There comes a point in every growth or acceleration strategy, where acquisition is the best strategy. I believe Amazon’s Echo has reached this buffer, and acquisition will hopefully come in the next cycle of Alexa’s story.
Alexa is great but it lacks true conversational ability. Building that rather than buying is a task not to be underestimated because of it’s inextricable nature with core NLP functions.

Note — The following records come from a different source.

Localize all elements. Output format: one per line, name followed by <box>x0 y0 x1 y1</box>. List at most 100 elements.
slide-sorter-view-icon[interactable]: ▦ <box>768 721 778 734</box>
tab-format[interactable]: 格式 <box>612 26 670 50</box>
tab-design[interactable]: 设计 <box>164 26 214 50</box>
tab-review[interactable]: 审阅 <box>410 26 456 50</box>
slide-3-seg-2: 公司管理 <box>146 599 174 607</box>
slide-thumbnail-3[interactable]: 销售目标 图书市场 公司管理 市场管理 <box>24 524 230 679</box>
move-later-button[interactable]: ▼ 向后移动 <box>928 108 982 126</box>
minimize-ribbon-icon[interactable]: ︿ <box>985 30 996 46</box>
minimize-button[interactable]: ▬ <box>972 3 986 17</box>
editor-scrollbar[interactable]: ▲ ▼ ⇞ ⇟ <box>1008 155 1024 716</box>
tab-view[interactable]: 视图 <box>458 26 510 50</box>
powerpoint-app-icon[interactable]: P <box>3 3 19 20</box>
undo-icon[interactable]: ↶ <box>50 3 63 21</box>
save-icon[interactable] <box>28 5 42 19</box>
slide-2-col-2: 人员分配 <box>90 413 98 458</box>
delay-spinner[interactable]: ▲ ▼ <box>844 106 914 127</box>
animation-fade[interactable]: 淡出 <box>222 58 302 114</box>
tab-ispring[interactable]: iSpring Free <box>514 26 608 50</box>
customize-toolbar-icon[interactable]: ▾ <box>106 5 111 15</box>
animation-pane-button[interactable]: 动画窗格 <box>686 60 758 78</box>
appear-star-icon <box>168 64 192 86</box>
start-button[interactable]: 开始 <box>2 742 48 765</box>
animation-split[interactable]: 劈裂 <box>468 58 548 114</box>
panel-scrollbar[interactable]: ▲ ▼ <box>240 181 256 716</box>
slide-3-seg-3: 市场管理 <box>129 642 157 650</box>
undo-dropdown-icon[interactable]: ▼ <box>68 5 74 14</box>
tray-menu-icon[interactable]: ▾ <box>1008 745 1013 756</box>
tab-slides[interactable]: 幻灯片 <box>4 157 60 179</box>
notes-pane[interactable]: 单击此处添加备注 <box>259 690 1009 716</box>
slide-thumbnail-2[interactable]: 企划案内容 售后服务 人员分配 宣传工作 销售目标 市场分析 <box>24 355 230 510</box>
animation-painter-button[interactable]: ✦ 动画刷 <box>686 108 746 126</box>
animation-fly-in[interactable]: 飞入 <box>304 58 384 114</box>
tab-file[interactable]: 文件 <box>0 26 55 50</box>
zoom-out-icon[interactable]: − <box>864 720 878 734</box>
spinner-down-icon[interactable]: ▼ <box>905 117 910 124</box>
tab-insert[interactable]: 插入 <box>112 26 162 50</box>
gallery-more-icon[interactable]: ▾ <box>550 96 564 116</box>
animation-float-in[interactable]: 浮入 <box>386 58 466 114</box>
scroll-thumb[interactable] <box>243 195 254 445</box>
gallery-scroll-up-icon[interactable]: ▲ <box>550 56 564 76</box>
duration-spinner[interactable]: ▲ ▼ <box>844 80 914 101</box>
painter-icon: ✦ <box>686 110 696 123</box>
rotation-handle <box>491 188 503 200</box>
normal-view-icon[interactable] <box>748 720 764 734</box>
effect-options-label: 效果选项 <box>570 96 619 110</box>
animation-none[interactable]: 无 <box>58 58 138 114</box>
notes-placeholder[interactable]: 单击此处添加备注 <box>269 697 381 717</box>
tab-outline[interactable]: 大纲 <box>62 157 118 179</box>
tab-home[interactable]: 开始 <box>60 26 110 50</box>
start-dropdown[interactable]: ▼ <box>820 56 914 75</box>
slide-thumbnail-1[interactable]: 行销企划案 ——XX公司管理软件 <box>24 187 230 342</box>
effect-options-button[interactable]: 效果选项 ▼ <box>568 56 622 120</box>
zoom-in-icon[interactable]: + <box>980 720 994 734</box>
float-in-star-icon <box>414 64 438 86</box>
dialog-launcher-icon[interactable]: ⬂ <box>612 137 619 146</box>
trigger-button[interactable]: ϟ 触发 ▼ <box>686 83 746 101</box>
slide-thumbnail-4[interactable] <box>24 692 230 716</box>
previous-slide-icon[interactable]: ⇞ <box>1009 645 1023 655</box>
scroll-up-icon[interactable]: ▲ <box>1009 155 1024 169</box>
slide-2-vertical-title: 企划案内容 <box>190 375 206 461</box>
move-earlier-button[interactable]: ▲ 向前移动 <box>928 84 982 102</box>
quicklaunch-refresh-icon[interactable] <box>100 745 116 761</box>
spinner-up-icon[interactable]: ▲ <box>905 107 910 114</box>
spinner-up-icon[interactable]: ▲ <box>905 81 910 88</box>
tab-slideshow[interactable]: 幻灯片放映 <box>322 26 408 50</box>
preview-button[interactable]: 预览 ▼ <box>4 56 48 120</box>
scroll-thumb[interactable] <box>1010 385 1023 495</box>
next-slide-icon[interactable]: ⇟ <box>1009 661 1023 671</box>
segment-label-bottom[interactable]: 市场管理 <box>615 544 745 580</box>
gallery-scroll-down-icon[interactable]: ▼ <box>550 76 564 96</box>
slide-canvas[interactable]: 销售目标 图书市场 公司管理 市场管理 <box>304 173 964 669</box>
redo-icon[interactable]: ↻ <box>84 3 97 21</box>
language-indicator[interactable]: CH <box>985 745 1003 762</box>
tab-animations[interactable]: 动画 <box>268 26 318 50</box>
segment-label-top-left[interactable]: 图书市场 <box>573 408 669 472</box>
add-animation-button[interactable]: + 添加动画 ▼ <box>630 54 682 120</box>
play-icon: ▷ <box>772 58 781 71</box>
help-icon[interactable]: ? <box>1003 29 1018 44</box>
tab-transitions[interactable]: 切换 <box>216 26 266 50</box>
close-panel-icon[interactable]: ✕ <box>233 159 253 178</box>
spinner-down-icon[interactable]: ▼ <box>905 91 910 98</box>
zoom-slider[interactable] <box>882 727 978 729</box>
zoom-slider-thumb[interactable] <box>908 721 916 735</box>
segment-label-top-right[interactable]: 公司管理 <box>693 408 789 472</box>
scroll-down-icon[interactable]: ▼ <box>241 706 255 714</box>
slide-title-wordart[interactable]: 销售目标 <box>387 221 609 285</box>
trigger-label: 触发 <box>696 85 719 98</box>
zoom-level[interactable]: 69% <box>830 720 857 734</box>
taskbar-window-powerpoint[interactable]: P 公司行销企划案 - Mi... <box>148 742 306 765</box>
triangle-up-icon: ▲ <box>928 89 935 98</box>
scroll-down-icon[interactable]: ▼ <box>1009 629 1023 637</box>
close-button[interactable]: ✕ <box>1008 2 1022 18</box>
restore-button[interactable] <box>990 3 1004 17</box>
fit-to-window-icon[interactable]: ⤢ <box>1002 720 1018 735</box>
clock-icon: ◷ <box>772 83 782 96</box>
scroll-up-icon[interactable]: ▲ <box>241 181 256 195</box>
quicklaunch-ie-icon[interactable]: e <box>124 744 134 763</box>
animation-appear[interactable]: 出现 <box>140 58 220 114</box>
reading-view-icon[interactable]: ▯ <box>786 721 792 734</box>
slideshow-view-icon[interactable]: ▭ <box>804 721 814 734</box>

Alexa’s SDK is great but requires significant programming experience, and is still a little fragmented. You have to open a number of interfaces to get a skill configured and up and running. Wouldn’t it be great if you could build a skill or a bot as easily as you could build a website? After all this is a pure content play, the beauty of a good intelligent assistant is not in the lines of code, it’s in the content (quality dialog) and the navigation (conversational structure). Many of the big NLP players (Apple, Microsoft, Google etc.) now employ writers and journalists for their bot strategies for exactly this reason – to create engaging content. A good CMS for generating skills and bots would open the doors to so many more creative people to join in and pioneer.
Providing the widest possible audience with the opportunity to participate and the tools to get involved is what will accelerate the Voice First Revolution.
For me that means supporting the ESL population and creating non-dev tools for greater participation.